High survival in young patients using a second generation uncemented total hip replacementStreit, M.R., Schröder, K., Körber, M. et al.
Whilst excellent long-term results with contemporary uncemented stems have been reported for total hip arthroplasty in young patients, the survival rates for the whole reconstruction are often compromised by high failure rates on the acetabular site due to peri-acetabular osteolysis and accelerated wear.
In patients 60 years old or younger, we retrospectively reviewed the results at a minimum of ten years of 89 consecutive uncemented total hip replacements in 88 patients using the press-fit Fitmore acetabular component in combination with the CLS Spotorno stem and a 28-mm Metasul metal-on-metal articulation or a 28-mm alumina ceramic on conventional polyethylene bearing. The mean age at the time of surgery was 49 years (range, 25–60). The mean clinical and radiological follow-up was 12 years (range, 10–15).

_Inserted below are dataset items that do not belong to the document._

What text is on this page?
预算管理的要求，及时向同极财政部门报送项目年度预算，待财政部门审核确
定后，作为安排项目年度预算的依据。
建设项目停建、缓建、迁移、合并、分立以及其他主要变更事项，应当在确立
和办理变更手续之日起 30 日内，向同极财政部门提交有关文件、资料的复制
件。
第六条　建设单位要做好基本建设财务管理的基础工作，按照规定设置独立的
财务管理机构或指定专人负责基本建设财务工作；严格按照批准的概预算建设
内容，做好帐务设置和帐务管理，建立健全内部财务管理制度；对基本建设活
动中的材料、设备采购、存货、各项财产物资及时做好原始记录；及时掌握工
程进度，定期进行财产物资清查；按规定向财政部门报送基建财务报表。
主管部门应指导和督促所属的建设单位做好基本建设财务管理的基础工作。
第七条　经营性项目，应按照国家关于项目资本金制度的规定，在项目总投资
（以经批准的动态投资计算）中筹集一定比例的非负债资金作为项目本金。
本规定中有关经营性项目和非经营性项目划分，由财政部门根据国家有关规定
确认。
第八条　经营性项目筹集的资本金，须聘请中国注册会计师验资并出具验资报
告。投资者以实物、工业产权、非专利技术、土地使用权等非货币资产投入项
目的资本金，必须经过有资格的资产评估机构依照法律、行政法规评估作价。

Six patients (six hips) died and two patients (two hips) were lost to follow-up. Five hips were revised: one for deep infection, one for peri-prosthetic femoral fracture, and one for aseptic stem loosening. In two hips an isolated revision of the acetabular liner was performed (one for recurrent dislocation and one for unexplained pain). No revision was performed for accelerated wear, osteolysis or aseptic loosening of the acetabular shell. We could not detect peri-acetabular osteolysis visible on plain radiographs in those hips evaluated radiographically. The Kaplan-Meier survival with revision for any reason as the endpoint was 94% (95% confidence interval, 86–97) at 12 years.
The survival rates and the radiological outcomes with this implant combination in this young and active patient group are encouraging when compared to the results reported for other uncemented cups in this age group.